A few days ago, I happened to visit an ATM to withdraw some cash. The ATM was located in a busy marketplace and in a narrow space between two shops. The machine had to be accessed by climbing a short flight of steps. At the glass fronted entrance there was a notice which referred to a Reserve Bank circular advising banks to install ATMs in locations which people with mobility challenges could access, unless there were infrastructural limitations which prevented this. The bank notice served as an information that this particular ATM was not accessible to the disabled because of these said limitations.
I had seen similar notices at other ATMs in this busy market and realised that that there were several surfaces at ground level where the ATMs could have been installed and made disabled friendly. However, those locations would no doubt be a tad more expensive and also require a bit more space in order to accommodate wheelchairs. By locating the machines in a way that they could only be accessed via a flight of steps, the bank was saving some cash for sure but also denying access to an essential service to those with disabilities.
I am also reminded of an experience during my tenure working with a small organization several years ago. It employed approximately 30 or so people and one of the two or three toilets was a wheelchair – friendly toilet. There were no persons with disabilities employed during my stint there and I often wondered about the utility of their facility. One day when I asked, this was what I was told: “It does not matter whether we have such an employee today or not. One day we may employ such a person with disabilities or interview someone for a position. And when they come into the office for an interview, as an employee or even as a visitor, we don’t want that person to feel awkward. So our office entrance has a ramp and our corridors are wide and we have a toilet available which they can use if they need to”. This was a perspective that I rarely get to see.
Disability Rights in India sadly remain largely on paper. The Ministry of Social Justice and Empowerment looks after the Rights and Welfare of the Disabled and the Parliament has enacted the The Rights of Persons with Disabilities (RPwD) Act in 2016. But that is about it. In the absence of any watchdogs and civil society activism, the law is just one of the many that India has enacted over the years.

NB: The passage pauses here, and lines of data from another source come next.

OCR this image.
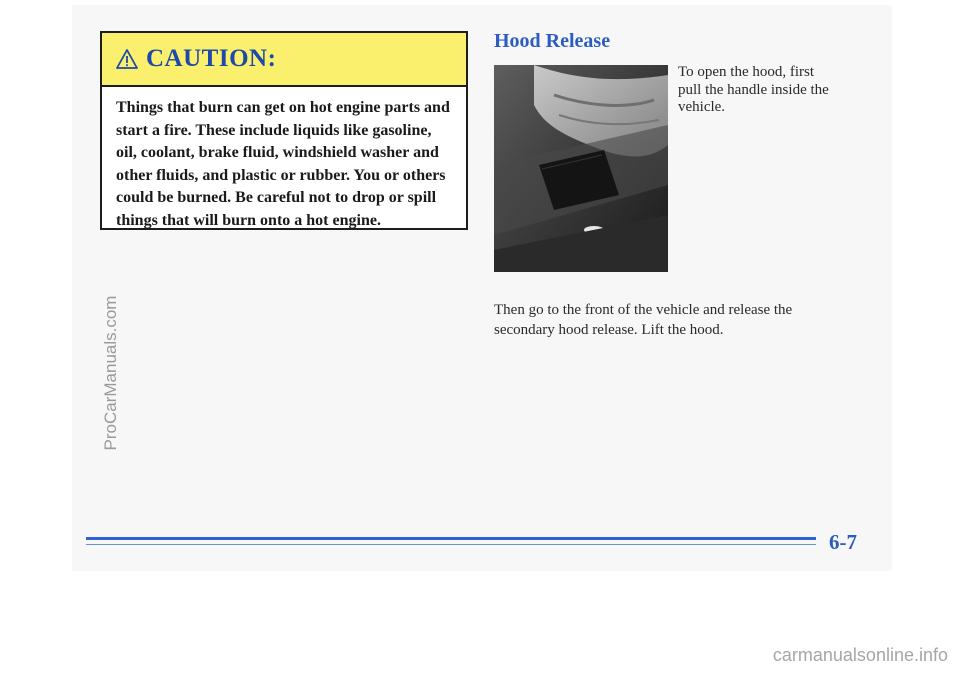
CAUTION:

Things that burn can get on hot engine parts and start a fire. These include liquids like gasoline, oil, coolant, brake fluid, windshield washer and other fluids, and plastic or rubber. You or others could be burned. Be careful not to drop or spill things that will burn onto a hot engine.

Hood Release

To open the hood, first pull the handle inside the vehicle.

Then go to the front of the vehicle and release the secondary hood release. Lift the hood.

6-7

ProCarManuals.com
carmanualsonline.info
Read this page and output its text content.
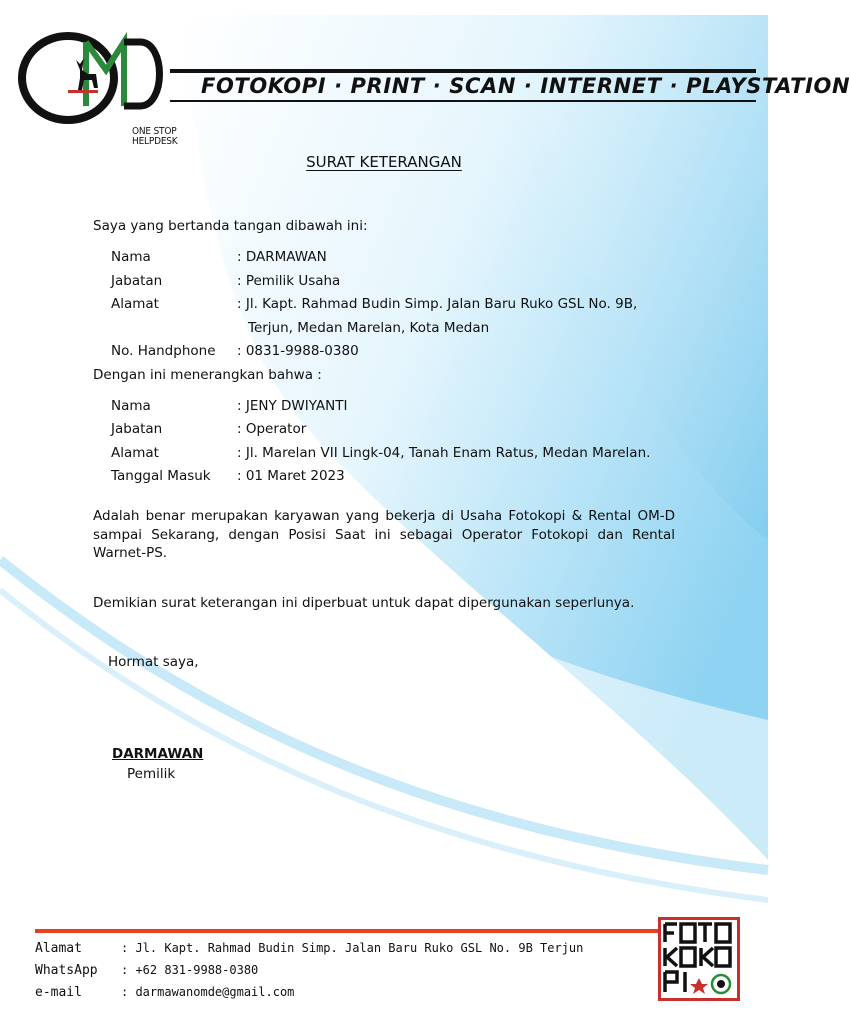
ONE STOP
HELPDESK
FOTOKOPI · PRINT · SCAN · INTERNET · PLAYSTATION
SURAT KETERANGAN
Saya yang bertanda tangan dibawah ini:
Nama	: DARMAWAN
Jabatan	: Pemilik Usaha
Alamat	: Jl. Kapt. Rahmad Budin Simp. Jalan Baru Ruko GSL No. 9B,
Terjun, Medan Marelan, Kota Medan
No. Handphone : 0831-9988-0380
Dengan ini menerangkan bahwa :
Nama	: JENY DWIYANTI
Jabatan	: Operator
Alamat	: Jl. Marelan VII Lingk-04, Tanah Enam Ratus, Medan Marelan.
Tanggal Masuk : 01 Maret 2023
Adalah benar merupakan karyawan yang bekerja di Usaha Fotokopi & Rental OM-D sampai Sekarang, dengan Posisi Saat ini sebagai Operator Fotokopi dan Rental Warnet-PS.
Demikian surat keterangan ini diperbuat untuk dapat dipergunakan seperlunya.
Hormat saya,
DARMAWAN
Pemilik
Alamat	: Jl. Kapt. Rahmad Budin Simp. Jalan Baru Ruko GSL No. 9B Terjun
WhatsApp : +62 831-9988-0380
e-mail	: darmawanomde@gmail.com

There are numerous non-governmental organisations working in the disability sector. They almost always work in the area of welfare – providing hearing aids, wheelchairs and teaching people braille or sign language. While this is helpful as any act of charity is, the acts will only go so far.
There is a story about the well-known painter Satish Gujral that once shaped my paradigm. Satish was not born deaf. He lost his hearing when he was 8 following an accident and back in those days when he was a child, there were no treatment options. So, he grew up with deafness and evolved as a painter. Later in life, after he fell in love and got married, his wife Kiran was his de facto hearing window to the world. They settled into a comfortable rhythm. Much later in his life, he had the opportunity to have a cochlear implant and have his hearing restored. For the first time in decades, he could hear for himself. But for Satish, who for nearly all his life, was now used to Kiran filtering all the cacophony and noise from the world, the gift of hearing neither did not prove to be a blessing. In his own words “I lost my hearing at the age of eight. When I was 80, I got the implant. Sound came back but it was not familiar to me. I got the implant removed! Every world has its own attraction. Had I got the implant after two-three years of my deafness, it would’ve been fine. But after so many years, I could not recognise another world…”

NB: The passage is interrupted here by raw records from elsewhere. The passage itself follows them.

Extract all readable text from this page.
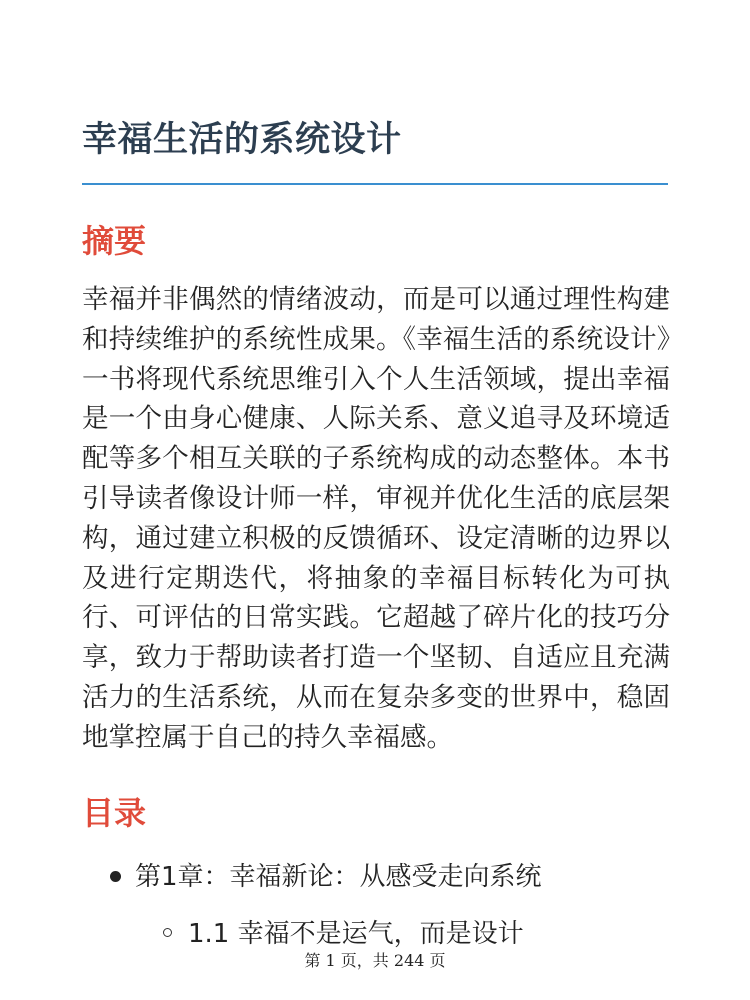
幸福生活的系统设计
摘要

幸福并非偶然的情绪波动，而是可以通过理性构建和持续维护的系统性成果。《幸福生活的系统设计》一书将现代系统思维引入个人生活领域，提出幸福是一个由身心健康、人际关系、意义追寻及环境适配等多个相互关联的子系统构成的动态整体。本书引导读者像设计师一样，审视并优化生活的底层架构，通过建立积极的反馈循环、设定清晰的边界以及进行定期迭代，将抽象的幸福目标转化为可执行、可评估的日常实践。它超越了碎片化的技巧分享，致力于帮助读者打造一个坚韧、自适应且充满活力的生活系统，从而在复杂多变的世界中，稳固地掌控属于自己的持久幸福感。

目录
第1章：幸福新论：从感受走向系统
1.1 幸福不是运气，而是设计
第 1 页，共 244 页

I once had the opportunity to work for another organisation which distributed hearing aids to those whose hearing was impaired and it was around this time that I heard Satish Gijral’s story, and realised that disabled people need more than a piece of machinery. They need their rights. While distributing wheel chairs to those who remain confined to their homes is a good thing it is of limited utility if there are no shops one can visit, no ATMs to withdraw cash from, no offices they can mark attendance in and earn a living. The late Javed Abidi created the National Centre for Promotion of Employment for Disabled People (NCPEDP) with aid and assistance from the Rajiv Gandhi Foundation. With a rousing slogan “Nothing about us, without us” , they effectively initiated the disability rights movement and transformed people with disabilities from passive recipients of charity into an empowered class of people, conscious and demanding of their rights. We need more of such an approach if the empowerment of the disabled has to move beyond the semantics of calling them “divyang” instead of “viklang”.
By Dr. Shantanu Dutta
A former Air Force doctor is now serving in the NGO sector for the last few decades.
One thought on “The Disabled: The invisible among us”
I am a severally arthritic person and at times it’s really inconvenient and awkward struggling to climb stairs or just about what a normal person do. My disability ain’t visible and every interview/conversation has to begin with a prologue about my illness. I had to let go of a job too and found a couple of earlier jobs very difficult owing to my physical limitations. Fortunately all of my colleagues and friends have been very kind and sympathetic over the years.
Thank you for sharing this thoughtful piece.